Юный медик, приятель Прохорушки, явился в спальню к Фекле Семеновне. Сначала она пришла в ужас, увидев перед собой молодого человека.

— Что ты это, батюшка, какого ты молокососа ко мне привел? Это, верно, ученик докторской? — прикрикнула она было на сына; но он уверил ее, что наука и опытность наживаются не постепенно, а гуртом.

Хотя молодой медик следовал не русской пословице: век живи, век учись , но он убедился долговременным употреблением искусства над желудком Феклы Семеновны, что действительно ars longa, a vita brevis.[121][121] Наука длинна, а жизнь коротка (латинская пословица) . Желудочные деятели Феклы Семеновны пришли в недоумение от фисташек и от каштанов, подняли тревогу: «Это что такое? это черт знает что, а не репа! Пусть кто хочет варит эту дрянь, а мы не будем ее варить!» Бывало, бунт прекращался редькой, и все от боязни редьки принималось снова за работу; но когда вместо горькой редьки прибыла в желудок подслащенная венская микстура и стала уговаривать желудочных деятелей немецким наречием, они отвечали ей: «Извольте сами варить, сударыня, немецкие продукты!» — и отправились в голову жаловаться Фекле Семеновне, что вот так и так, дескать, посылают нам сверху черт знает что. Фекла Семеновна, вместо того чтобы по старому обычаю приложить к голове кислой капустки, в свою очередь пожаловалась медику, что вот так и так — голову смерть разломило! Медик не долго думал; тотчас же употребил решительное средство: обложил голову льдом, к ногам синопизмы,[122][122] Горчичники. к животу катаплазмы,[123][123] Припарки. — всполошил всех жизненных деятелей, забросались они во все стороны, бегут жаловаться в голову, а в голове уж пожар, — плохо! И медик видит, что плохо.

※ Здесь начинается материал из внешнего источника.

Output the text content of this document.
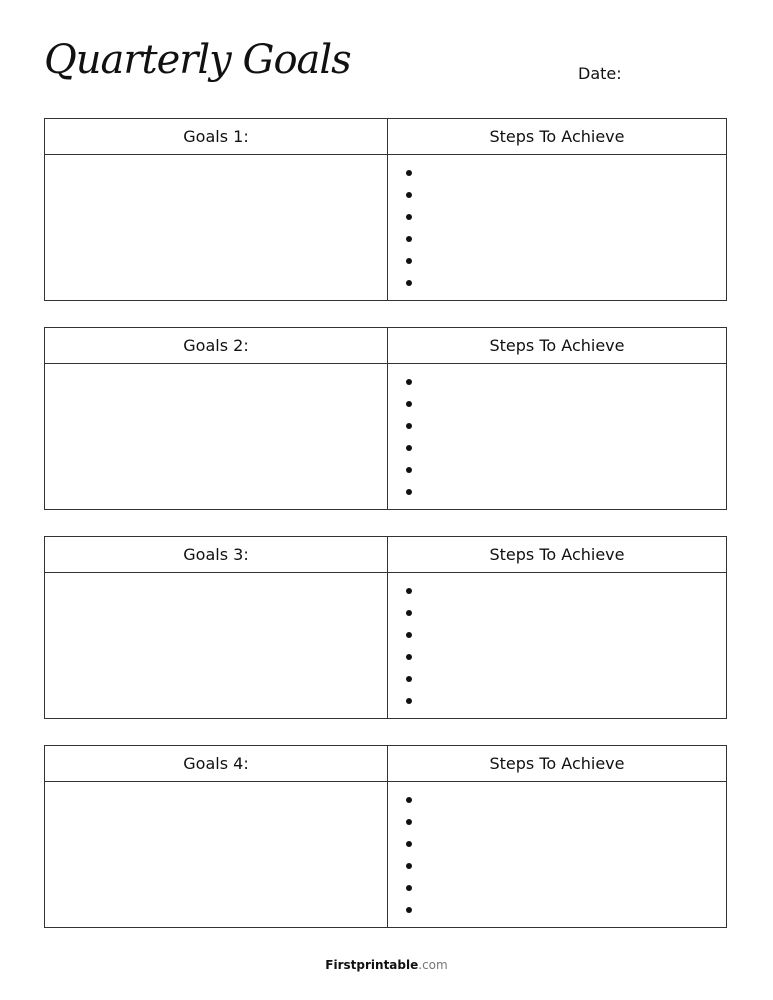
Quarterly Goals	Date:
Goals 1:	Steps To Achieve
Goals 2:	Steps To Achieve
Goals 3:	Steps To Achieve
Goals 4:	Steps To Achieve
Firstprintable.com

— Надо, — говорит, — сделать консилиум.

— Что такое значит это, сударь? — спрашивает его Василий Игнатьич.

— Созвать докторов на совет.

— Эх вы, сударь! спалили дом, да собирать совет, как из головешек вновь его построить!

— Я чем же виноват? — сказал обидевшийся медик.

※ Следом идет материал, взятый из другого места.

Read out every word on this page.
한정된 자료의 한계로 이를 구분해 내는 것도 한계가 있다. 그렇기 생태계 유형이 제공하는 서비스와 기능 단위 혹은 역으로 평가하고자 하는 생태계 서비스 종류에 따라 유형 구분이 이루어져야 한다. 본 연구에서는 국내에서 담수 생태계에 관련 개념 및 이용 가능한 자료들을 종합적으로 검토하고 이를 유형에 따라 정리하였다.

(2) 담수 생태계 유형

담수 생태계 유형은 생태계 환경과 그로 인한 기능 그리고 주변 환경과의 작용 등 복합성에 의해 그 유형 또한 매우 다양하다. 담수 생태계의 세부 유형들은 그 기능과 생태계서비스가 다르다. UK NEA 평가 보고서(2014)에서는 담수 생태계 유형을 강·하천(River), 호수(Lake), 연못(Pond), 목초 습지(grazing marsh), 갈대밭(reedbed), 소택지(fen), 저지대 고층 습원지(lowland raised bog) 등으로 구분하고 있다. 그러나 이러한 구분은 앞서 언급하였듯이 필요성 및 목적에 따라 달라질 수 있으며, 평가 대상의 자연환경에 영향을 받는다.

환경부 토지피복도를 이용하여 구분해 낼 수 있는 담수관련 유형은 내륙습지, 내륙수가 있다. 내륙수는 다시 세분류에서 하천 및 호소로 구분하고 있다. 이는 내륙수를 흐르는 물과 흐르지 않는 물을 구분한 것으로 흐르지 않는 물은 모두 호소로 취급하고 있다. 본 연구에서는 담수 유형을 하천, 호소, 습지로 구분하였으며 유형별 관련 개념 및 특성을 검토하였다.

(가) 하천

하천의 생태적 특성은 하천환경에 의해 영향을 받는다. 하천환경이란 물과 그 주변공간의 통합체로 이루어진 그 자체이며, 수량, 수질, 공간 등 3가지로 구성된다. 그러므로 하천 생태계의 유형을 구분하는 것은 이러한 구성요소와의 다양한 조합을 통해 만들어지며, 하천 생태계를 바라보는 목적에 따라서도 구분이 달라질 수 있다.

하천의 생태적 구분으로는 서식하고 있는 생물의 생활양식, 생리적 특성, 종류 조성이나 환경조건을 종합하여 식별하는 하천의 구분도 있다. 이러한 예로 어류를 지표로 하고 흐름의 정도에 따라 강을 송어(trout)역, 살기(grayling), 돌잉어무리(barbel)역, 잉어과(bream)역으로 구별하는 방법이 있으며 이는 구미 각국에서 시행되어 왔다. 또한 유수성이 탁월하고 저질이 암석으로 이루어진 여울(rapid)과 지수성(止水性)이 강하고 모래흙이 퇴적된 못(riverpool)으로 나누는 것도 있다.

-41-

— Чем? Уж вестимо, что ничем: где ж вам пальцем искру тушить! Поехали за трубой!

Несмотря на отца, Прохор Васильевич собрал нескольких медицинских известностей, по желанию приятеля своего, который хотел, чтоб авторитет медицины подтвердил, что он употребил все известные средства, предписываемые наукой, для восстановления здоровья Феклы Семеновны, и нисколько не виноват в том, что они не помогают.

Известности явились, по призванию, перед смертным одром Феклы Семеновны; посмотрели на нее, подтвердили болезнь, понюхали лекарства, похвалили методу лечения и потом стал совещаться на латинском языке:

— Что, как вы находите?

— Да что ж тут находить?

— Конечно. Черт знает, от чего и чем лечил он ее.

— Теперь уж все равно.

— Конечно. Чем вы кончили вчера игру?

— Ничем. Это что за новое лицо, медик? вы знаете?

— Гм! кажется, гомеопат.

— Предложите ему, чтоб он взялся ее поднять из гроба.

— В самом деле; не худо бы испробовать лечить гомеопатией.

— Я сам так думал, — сказал молодой медик, лечивший Феклу Семеновну. — Гомеопатия владеет средствами сверхъестественными.

— Нисколько не сверхъестественными, — отвечал затронутый гомеопат, — может быть, так думал Ганеманн,[124][124] Ганеманн Самуэль (1755–1843) — немецкий врач, основоположник Гомеопатического направления в медицине. но мы так не думаем.

— Во всяком случае, мне кажется, что гомеопатия есть такая метода, которая уничтожает необходимость в медиках.

— Это почему?

— В ней так положительны признаки болезней, так положительно действие лекарств, что каждый может лечить и лечиться по руководству.

— Но для руководства нужно познание.

— Какое познание? Нужны только опыты над самим собою, принять, например, белладону; в таком-то делении она произведет все признаки жабы; в другом — все признаки различных родов сыпи — и довольно: similia similibus curantur.

— Позвольте, господа, я уверен, что Ганеманн не изобретатель гомеопатии; он только воспользовался русской пословицей: «чем ушибся, тем и лечись». Например: похмелье есть лекарство от расстройства, произведенного опьянением.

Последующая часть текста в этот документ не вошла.